Cancellation¶
What it is / when to use it¶
Cancellation in the core runtime is per trace (trace_id).
Use it when:
- a user abandons a request,
- a deadline/budget is exceeded and you want to stop work,
- you need “stop the world for this trace” semantics across a fan-out graph.
Non-goals / boundaries¶
- Cancellation is best-effort. If a node does blocking I/O without await points, it cannot be interrupted cleanly.
- The runtime does not emit a built-in “cancelled final answer” to Rookery. Cancellation stops work; it does not automatically produce a user-visible result.
cancel(trace_id)only applies to trace-scoped messages (useMessageenvelopes).
Contract surface¶
PenguiFlow.cancel(trace_id)¶
cancelled = await flow.cancel(trace_id)
- returns
Trueif the trace was active and cancellation was triggered - returns
Falseif the trace was not found
When cancelling, the runtime:
- sets a per-trace cancellation event,
- drops queued messages for that trace from edge queues and fetch queues,
- cancels in-flight node invocation tasks associated with that trace.
Trace-scoping¶
A message is “trace-scoped” if it has a readable .trace_id attribute.
Most production deployments use the envelope:
from penguiflow import Headers, Message
message = Message(payload=..., headers=Headers(tenant="acme"))
await flow.emit(message)
See Messages & envelopes.
TraceCancelled¶
Internally, cancellation is represented by TraceCancelled and asyncio.CancelledError paths.
You usually don’t catch these in your node code; instead, write nodes that are cancellation-friendly.
Operational defaults¶
- Always attach a
trace_id(useMessage) for request-scoped work you may want to cancel. - Keep node code cooperative:
- avoid blocking I/O in nodes
- call async SDKs with timeouts
- don’t swallow
asyncio.CancelledError - If you start external tasks, make them trace-aware and cancel them in your orchestrator (the runtime doesn’t automatically cancel arbitrary external tasks on
cancel(trace_id)).
Failure modes & recovery¶
Cancel returns False¶
Likely causes
- you cancelled a trace that never existed or already completed
Fix
- ensure you cancel the same
trace_idyou emitted
Cancelled work appears to “continue”¶
Likely causes
- node is doing blocking I/O and can’t be interrupted
- work is happening outside the runtime (external background tasks)
Fix
- make nodes cooperative (await points + timeouts)

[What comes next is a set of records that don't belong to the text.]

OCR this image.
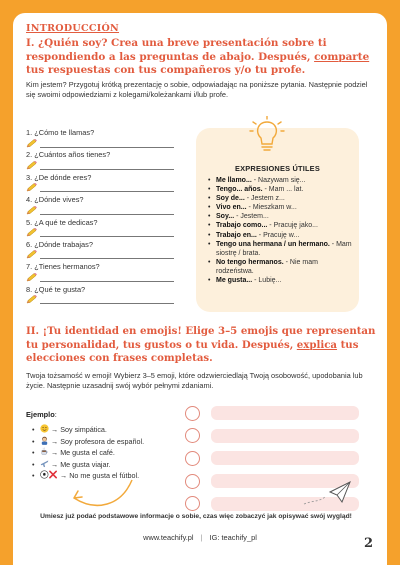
INTRODUCCIÓN
I. ¿Quién soy? Crea una breve presentación sobre ti respondiendo a las preguntas de abajo. Después, comparte tus respuestas con tus compañeros y/o tu profe.
Kim jestem? Przygotuj krótką prezentację o sobie, odpowiadając na poniższe pytania. Następnie podziel się swoimi odpowiedziami z kolegami/koleżankami i/lub profe.
1. ¿Cómo te llamas?
2. ¿Cuántos años tienes?
3. ¿De dónde eres?
4. ¿Dónde vives?
5. ¿A qué te dedicas?
6. ¿Dónde trabajas?
7. ¿Tienes hermanos?
8. ¿Qué te gusta?
EXPRESIONES ÚTILES
• Me llamo... - Nazywam się...
• Tengo... años. - Mam ... lat.
• Soy de... - Jestem z...
• Vivo en... - Mieszkam w...
• Soy... - Jestem...
• Trabajo como... - Pracuję jako...
• Trabajo en... - Pracuję w...
• Tengo una hermana / un hermano. - Mam siostrę / brata.
• No tengo hermanos. - Nie mam rodzeństwa.
• Me gusta... - Lubię...
II. ¡Tu identidad en emojis! Elige 3–5 emojis que representan tu personalidad, tus gustos o tu vida. Después, explica tus elecciones con frases completas.
Twoja tożsamość w emoji! Wybierz 3–5 emoji, które odzwierciedlają Twoją osobowość, upodobania lub życie. Następnie uzasadnij swój wybór pełnymi zdaniami.
Ejemplo:
• → Soy simpática.
• → Soy profesora de español.
• → Me gusta el café.
• → Me gusta viajar.
•	→ No me gusta el fútbol.
Umiesz już podać podstawowe informacje o sobie, czas więc zobaczyć jak opisywać swój wygląd!
www.teachify.pl | IG: teachify_pl	2
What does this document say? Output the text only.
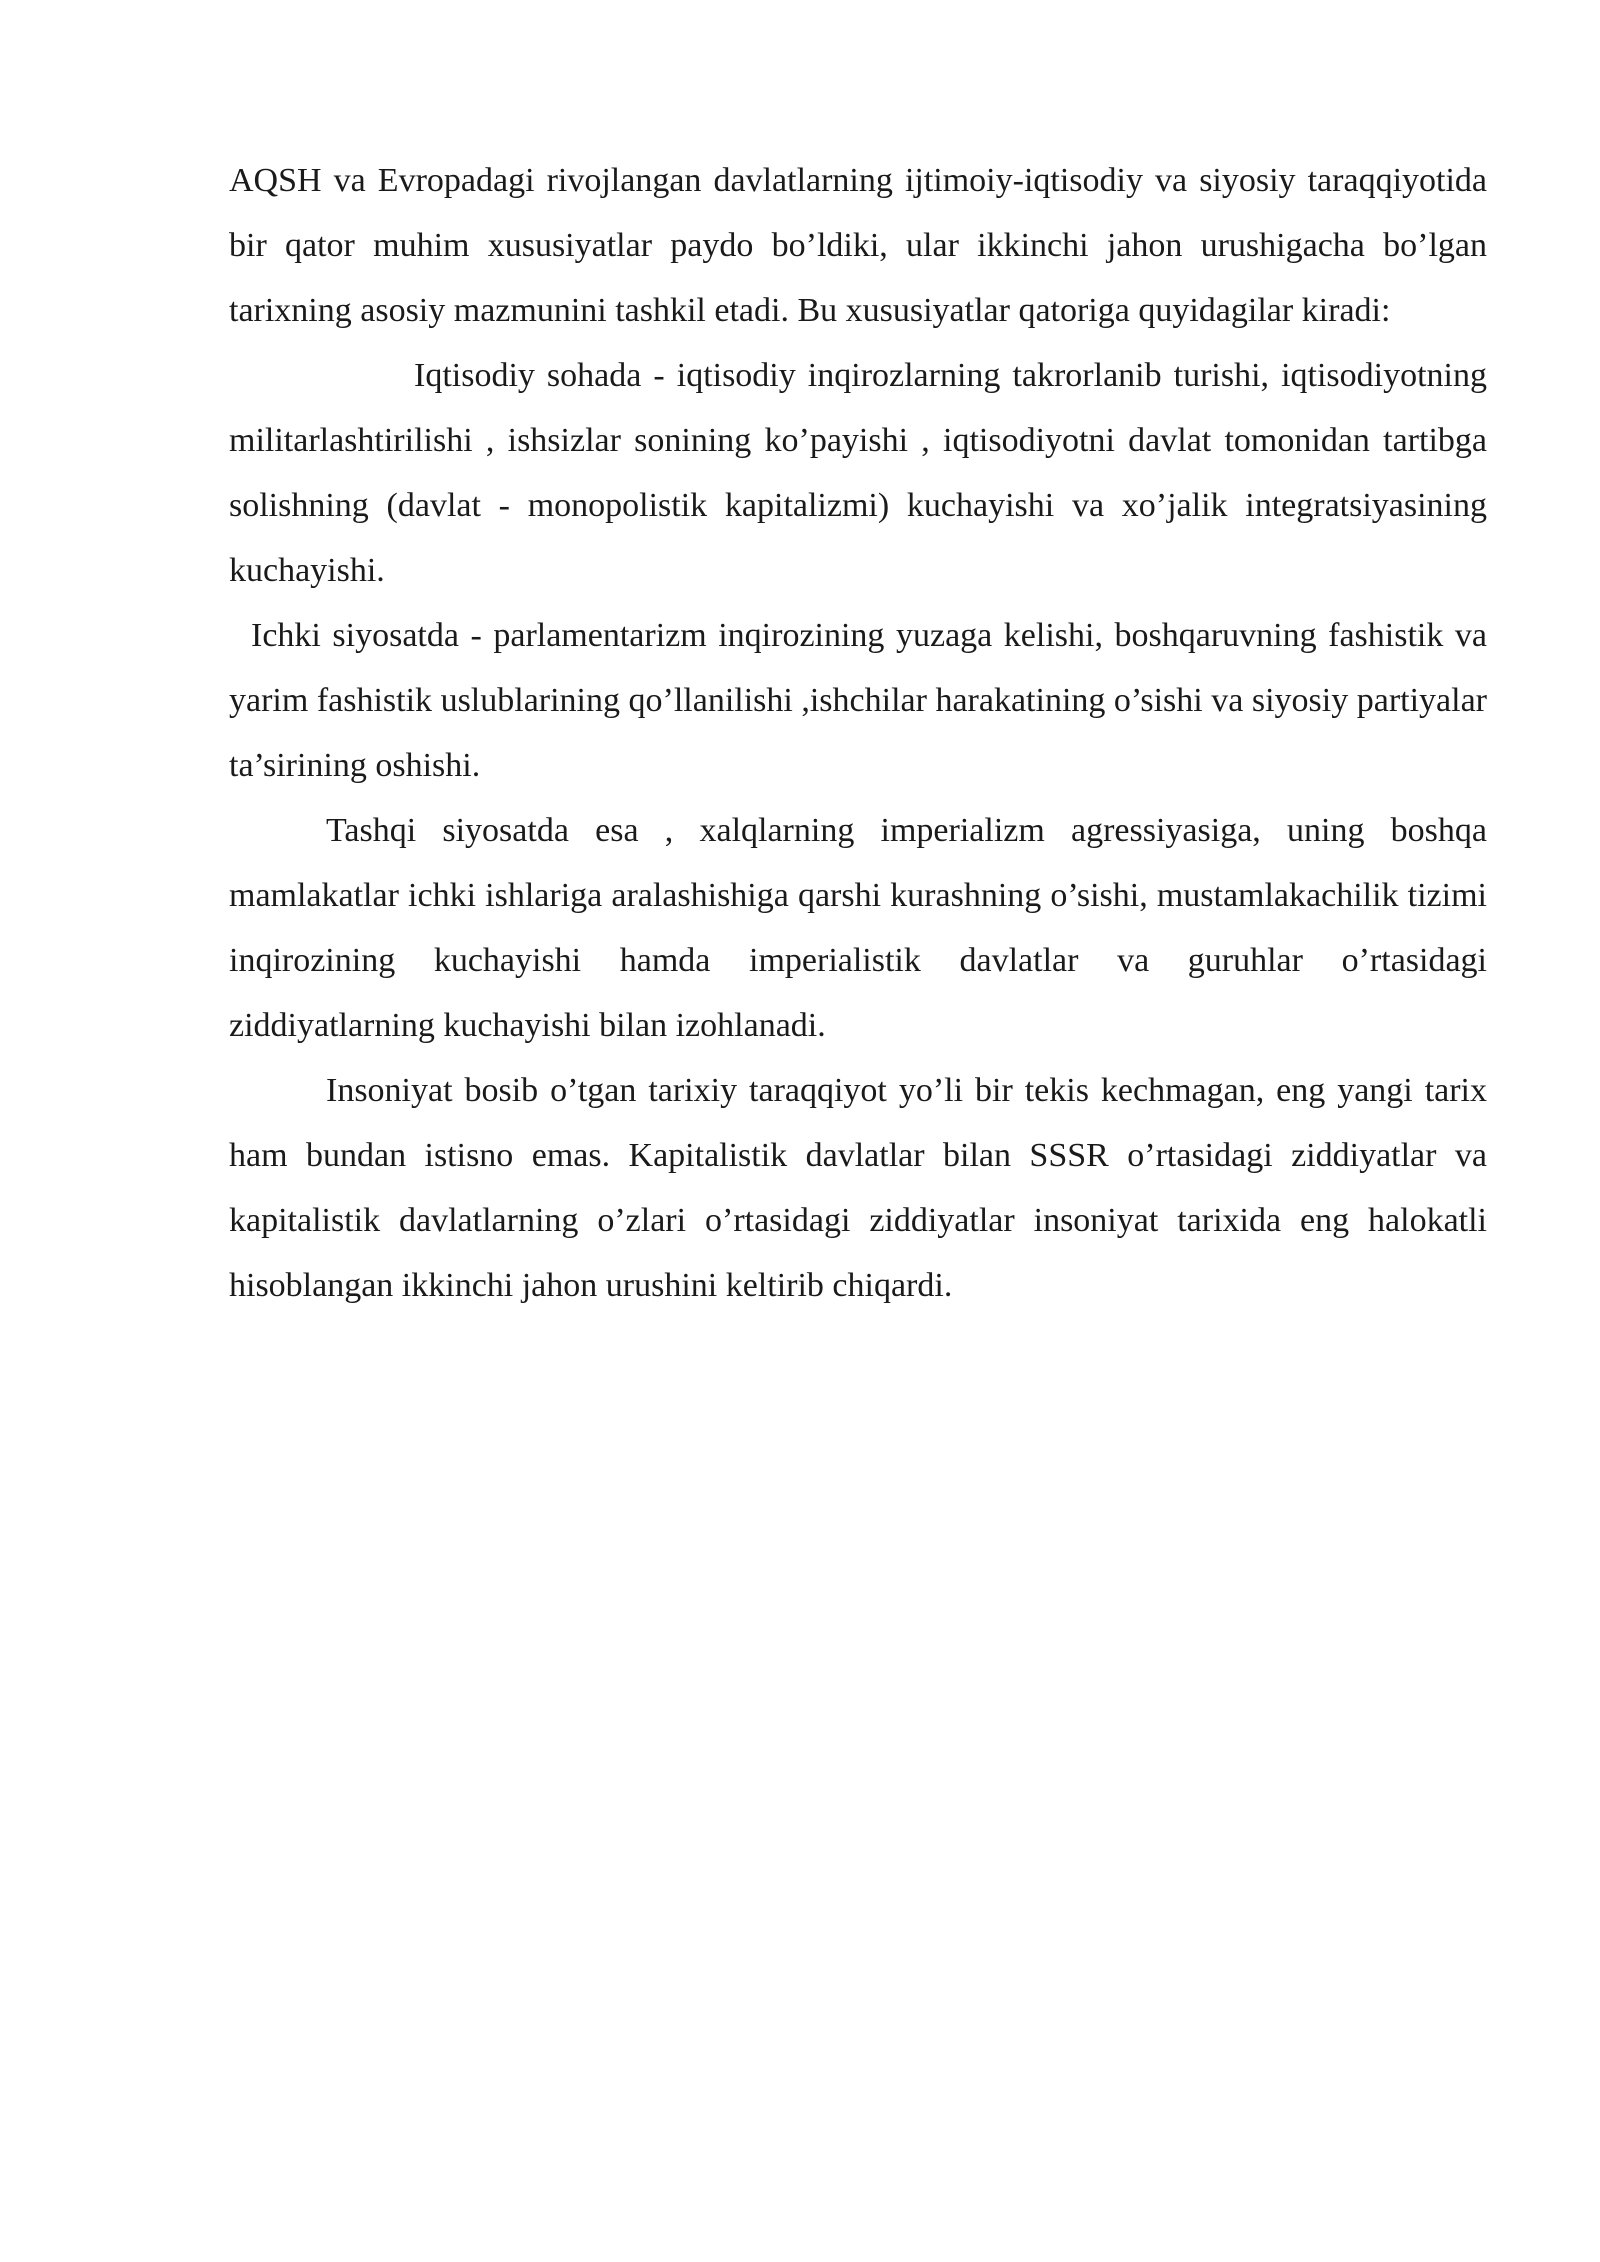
AQSH va Evropadagi rivojlangan davlatlarning ijtimoiy-iqtisodiy va siyosiy taraqqiyotida bir qator muhim xususiyatlar paydo bo’ldiki, ular ikkinchi jahon urushigacha bo’lgan tarixning asosiy mazmunini tashkil etadi. Bu xususiyatlar qatoriga quyidagilar kiradi:

Iqtisodiy sohada - iqtisodiy inqirozlarning takrorlanib turishi, iqtisodiyotning militarlashtirilishi , ishsizlar sonining ko’payishi , iqtisodiyotni davlat tomonidan tartibga solishning (davlat - monopolistik kapitalizmi) kuchayishi va xo’jalik integratsiyasining kuchayishi.

Ichki siyosatda - parlamentarizm inqirozining yuzaga kelishi, boshqaruvning fashistik va yarim fashistik uslublarining qo’llanilishi ,ishchilar harakatining o’sishi va siyosiy partiyalar ta’sirining oshishi.

Tashqi siyosatda esa , xalqlarning imperializm agressiyasiga, uning boshqa mamlakatlar ichki ishlariga aralashishiga qarshi kurashning o’sishi, mustamlakachilik tizimi inqirozining kuchayishi hamda imperialistik davlatlar va guruhlar o’rtasidagi ziddiyatlarning kuchayishi bilan izohlanadi.

Insoniyat bosib o’tgan tarixiy taraqqiyot yo’li bir tekis kechmagan, eng yangi tarix ham bundan istisno emas. Kapitalistik davlatlar bilan SSSR o’rtasidagi ziddiyatlar va kapitalistik davlatlarning o’zlari o’rtasidagi ziddiyatlar insoniyat tarixida eng halokatli hisoblangan ikkinchi jahon urushini keltirib chiqardi.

- use your own cancellation wiring for external tasks (or check the runtime’s cancellation event)
Observability¶
Cancellation shows up in FlowEvent:
trace_cancel_starttrace_cancel_dropnode_trace_cancelled
Alerting ideas:
- rising cancellation rate (could indicate timeouts/UX issues)
- traces with high
trace_pendingthat are frequently cancelled (backpressure problems)
Security / multi-tenancy notes¶
- Treat
trace_idas an authorization surface: a user must not be able to cancel another user’s trace. - Use
Headers.tenantto enforce tenant scoping at your ingress layer.
Runnable example: best-effort cancel¶
This example starts a long-running node, then cancels the trace and demonstrates that no final result is produced.
from __future__ import annotations
import asyncio
from penguiflow import Headers, Message, Node, NodePolicy, create
async def slow(msg: Message, _ctx) -> None:
del msg
await asyncio.sleep(10.0)
slow_node = Node(slow, name="slow", policy=NodePolicy(validate="none"))
async def main() -> None:
flow = create(slow_node.to())
flow.run()
message = Message(payload={"work": "x"}, headers=Headers(tenant="demo"))
await flow.emit(message, trace_id=message.trace_id)
cancelled = await flow.cancel(message.trace_id)
print("cancelled:", cancelled)
try:
await asyncio.wait_for(flow.fetch(trace_id=message.trace_id), timeout=0.2)
print("unexpected result")
except asyncio.TimeoutError:
print("no result (expected)")
await flow.stop()
if __name__ == "__main__":
asyncio.run(main())
Troubleshooting checklist¶
- Cancel does nothing: ensure your messages have a
trace_id(useMessage). - Cancel is slow: nodes may be blocked; add timeouts and avoid blocking I/O.
- External work continues: cancel your external tasks explicitly; don’t assume runtime cancellation covers them.